This is absolutely horrifying. I don't even know which part is the most horrifying, although I suppose it's the fact that these companies are able to get away with it. The man that got sliced open and they were fined $100k that they STILL haven't paid?
We want cheap goods. We want cheap clothes. We think this isn't happening here, or if it is it's because the workers are illegal. But it's not. They're not. This makes me feel so angry and helpless.
It's like every single part brought about a new and different horror. If you can't compare it to outright slavery, there are so many comparisons to virtual indentured servitude for rural companies (company store, company housing), sharecropping, and all kinds of other rules designed to keep people in a certain place.

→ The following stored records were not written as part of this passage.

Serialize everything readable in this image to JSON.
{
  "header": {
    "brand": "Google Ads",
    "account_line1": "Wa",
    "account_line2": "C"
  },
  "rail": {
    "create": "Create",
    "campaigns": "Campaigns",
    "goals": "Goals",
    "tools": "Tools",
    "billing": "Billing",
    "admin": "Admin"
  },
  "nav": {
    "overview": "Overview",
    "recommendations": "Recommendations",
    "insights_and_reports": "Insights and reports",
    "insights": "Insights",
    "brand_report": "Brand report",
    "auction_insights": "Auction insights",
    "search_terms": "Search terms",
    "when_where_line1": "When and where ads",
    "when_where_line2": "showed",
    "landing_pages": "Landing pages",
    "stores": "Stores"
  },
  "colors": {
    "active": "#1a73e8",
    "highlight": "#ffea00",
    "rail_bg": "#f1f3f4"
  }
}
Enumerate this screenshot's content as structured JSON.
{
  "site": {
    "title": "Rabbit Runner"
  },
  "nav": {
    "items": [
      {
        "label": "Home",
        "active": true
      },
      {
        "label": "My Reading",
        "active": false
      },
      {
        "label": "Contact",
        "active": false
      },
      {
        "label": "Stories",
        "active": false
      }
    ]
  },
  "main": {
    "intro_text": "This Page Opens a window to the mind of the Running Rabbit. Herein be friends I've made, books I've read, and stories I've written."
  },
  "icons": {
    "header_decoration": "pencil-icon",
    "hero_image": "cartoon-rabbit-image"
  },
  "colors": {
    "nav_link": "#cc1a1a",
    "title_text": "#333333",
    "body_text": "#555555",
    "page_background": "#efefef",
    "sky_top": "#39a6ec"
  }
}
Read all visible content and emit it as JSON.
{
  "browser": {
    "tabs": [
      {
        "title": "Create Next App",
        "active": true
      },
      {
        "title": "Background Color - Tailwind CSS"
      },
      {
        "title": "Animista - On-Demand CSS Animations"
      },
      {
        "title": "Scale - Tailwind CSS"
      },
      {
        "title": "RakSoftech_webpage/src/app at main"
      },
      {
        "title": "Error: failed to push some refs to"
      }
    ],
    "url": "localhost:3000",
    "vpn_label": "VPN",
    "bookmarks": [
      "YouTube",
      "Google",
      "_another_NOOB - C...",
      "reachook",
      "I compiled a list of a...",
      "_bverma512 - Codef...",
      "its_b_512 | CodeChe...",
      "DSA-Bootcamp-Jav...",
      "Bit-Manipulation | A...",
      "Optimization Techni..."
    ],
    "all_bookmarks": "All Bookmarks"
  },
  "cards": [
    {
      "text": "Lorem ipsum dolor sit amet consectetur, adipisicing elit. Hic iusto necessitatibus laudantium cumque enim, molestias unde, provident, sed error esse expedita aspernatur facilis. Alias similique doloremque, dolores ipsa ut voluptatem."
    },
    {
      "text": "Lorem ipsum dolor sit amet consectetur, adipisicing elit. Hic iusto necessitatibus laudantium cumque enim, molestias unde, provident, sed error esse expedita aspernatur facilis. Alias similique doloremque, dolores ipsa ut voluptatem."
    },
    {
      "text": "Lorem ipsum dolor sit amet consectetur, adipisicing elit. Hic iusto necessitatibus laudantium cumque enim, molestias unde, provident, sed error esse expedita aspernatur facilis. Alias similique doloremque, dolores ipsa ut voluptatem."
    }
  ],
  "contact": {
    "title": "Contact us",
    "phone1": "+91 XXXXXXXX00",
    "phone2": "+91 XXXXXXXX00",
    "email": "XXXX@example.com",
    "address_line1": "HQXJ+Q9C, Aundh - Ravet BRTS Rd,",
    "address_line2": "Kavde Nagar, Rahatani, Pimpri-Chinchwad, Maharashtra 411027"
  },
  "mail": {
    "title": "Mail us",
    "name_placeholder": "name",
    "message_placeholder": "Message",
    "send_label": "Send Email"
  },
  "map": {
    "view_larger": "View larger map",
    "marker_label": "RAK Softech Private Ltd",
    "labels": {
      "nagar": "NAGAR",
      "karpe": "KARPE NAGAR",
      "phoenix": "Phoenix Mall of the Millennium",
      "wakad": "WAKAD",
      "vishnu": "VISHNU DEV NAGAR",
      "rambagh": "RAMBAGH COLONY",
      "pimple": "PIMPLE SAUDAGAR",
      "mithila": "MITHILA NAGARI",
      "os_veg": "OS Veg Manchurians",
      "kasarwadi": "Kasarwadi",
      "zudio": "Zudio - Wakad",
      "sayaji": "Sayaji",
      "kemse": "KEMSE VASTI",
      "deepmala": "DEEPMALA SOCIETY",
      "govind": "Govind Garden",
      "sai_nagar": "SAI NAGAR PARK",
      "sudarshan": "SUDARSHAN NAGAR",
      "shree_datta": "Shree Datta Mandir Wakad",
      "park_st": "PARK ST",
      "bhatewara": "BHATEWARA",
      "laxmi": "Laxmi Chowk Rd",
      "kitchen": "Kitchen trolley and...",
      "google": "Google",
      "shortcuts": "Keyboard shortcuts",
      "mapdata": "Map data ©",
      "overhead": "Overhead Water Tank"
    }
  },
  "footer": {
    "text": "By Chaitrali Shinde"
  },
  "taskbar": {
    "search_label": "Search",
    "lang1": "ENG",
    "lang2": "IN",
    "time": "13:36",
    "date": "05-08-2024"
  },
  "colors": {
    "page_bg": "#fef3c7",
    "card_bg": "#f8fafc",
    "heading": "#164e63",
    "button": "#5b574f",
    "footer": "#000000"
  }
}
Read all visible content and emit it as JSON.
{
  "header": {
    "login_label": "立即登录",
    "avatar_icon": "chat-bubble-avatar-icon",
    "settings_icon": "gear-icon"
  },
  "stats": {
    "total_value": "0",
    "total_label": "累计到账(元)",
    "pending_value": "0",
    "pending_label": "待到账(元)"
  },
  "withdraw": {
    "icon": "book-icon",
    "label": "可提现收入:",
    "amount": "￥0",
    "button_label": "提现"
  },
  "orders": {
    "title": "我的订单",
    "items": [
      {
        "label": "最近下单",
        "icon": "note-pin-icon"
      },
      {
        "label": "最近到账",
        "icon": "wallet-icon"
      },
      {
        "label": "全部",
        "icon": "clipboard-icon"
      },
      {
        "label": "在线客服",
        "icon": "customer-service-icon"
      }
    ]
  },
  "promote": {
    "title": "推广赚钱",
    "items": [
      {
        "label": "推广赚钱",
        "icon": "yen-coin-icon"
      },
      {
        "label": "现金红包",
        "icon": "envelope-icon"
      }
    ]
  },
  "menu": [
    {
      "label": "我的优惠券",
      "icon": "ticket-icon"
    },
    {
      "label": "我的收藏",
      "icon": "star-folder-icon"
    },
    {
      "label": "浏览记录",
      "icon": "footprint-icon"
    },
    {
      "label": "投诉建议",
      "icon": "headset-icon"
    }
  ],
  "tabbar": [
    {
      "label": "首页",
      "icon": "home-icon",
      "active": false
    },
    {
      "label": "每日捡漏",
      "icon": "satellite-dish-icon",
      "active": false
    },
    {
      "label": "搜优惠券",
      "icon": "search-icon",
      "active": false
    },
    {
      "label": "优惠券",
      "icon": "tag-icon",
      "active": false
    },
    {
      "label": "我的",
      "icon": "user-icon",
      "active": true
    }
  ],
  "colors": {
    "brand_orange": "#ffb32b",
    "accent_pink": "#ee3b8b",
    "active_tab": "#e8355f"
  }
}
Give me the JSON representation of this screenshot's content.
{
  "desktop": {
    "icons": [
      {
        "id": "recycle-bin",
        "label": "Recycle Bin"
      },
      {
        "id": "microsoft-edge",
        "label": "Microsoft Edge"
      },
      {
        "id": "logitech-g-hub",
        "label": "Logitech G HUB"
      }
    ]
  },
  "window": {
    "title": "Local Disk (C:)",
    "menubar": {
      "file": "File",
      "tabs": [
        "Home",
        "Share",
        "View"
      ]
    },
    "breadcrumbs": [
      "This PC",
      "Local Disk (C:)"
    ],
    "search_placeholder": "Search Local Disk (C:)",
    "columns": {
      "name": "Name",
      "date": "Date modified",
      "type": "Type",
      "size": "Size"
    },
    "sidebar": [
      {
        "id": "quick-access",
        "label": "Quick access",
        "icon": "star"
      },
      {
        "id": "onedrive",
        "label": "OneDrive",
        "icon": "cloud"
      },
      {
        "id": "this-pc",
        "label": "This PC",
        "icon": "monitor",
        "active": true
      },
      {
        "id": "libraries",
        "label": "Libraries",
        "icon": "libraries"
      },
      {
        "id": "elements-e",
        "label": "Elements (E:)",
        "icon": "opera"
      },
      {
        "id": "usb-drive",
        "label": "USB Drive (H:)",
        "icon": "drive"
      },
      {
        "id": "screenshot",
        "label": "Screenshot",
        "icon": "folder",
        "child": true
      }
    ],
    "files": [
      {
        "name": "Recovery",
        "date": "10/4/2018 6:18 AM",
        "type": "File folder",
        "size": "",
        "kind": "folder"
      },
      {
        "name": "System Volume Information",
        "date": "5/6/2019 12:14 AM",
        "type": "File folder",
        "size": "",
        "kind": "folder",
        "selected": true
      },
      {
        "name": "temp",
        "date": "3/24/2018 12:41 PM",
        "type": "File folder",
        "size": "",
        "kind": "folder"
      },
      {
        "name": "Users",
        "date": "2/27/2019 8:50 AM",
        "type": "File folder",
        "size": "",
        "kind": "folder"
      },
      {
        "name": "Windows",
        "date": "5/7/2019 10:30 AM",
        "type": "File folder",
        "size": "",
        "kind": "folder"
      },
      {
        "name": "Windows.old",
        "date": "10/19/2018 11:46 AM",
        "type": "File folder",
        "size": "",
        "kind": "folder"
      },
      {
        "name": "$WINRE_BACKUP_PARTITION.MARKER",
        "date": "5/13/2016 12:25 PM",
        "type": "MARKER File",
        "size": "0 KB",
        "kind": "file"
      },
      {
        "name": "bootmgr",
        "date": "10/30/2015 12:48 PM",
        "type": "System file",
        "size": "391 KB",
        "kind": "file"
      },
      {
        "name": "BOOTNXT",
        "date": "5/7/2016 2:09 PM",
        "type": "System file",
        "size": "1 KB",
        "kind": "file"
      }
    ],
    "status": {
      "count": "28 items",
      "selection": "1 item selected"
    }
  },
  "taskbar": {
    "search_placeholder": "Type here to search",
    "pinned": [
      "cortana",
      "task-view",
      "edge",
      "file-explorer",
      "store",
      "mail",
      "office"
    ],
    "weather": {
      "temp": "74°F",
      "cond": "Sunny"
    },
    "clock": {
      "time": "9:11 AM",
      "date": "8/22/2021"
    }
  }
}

She fined their employer, but did not escalate the case or refer it to law enforcement. Indeed, Fraser said, despite seeing hundreds of serious violations, she never recommended a single case to the FBI, Immigration and Customs Enforcement, or her own inspector general, all of which can bring criminal actions. “We didn’t do any criminal stuff,” she said. “If you see a problem, you don’t stomp out and say something.” Instead, she said, she and other Labor Department inspectors would ask companies “to agree not to hold people’s passports, not to deduct wages, etc. And hopefully they agree to that.”
WHY NOT?!?!?! I don't understand, are employees not empowered to do the right thing? Is the culture so bad that they don't care?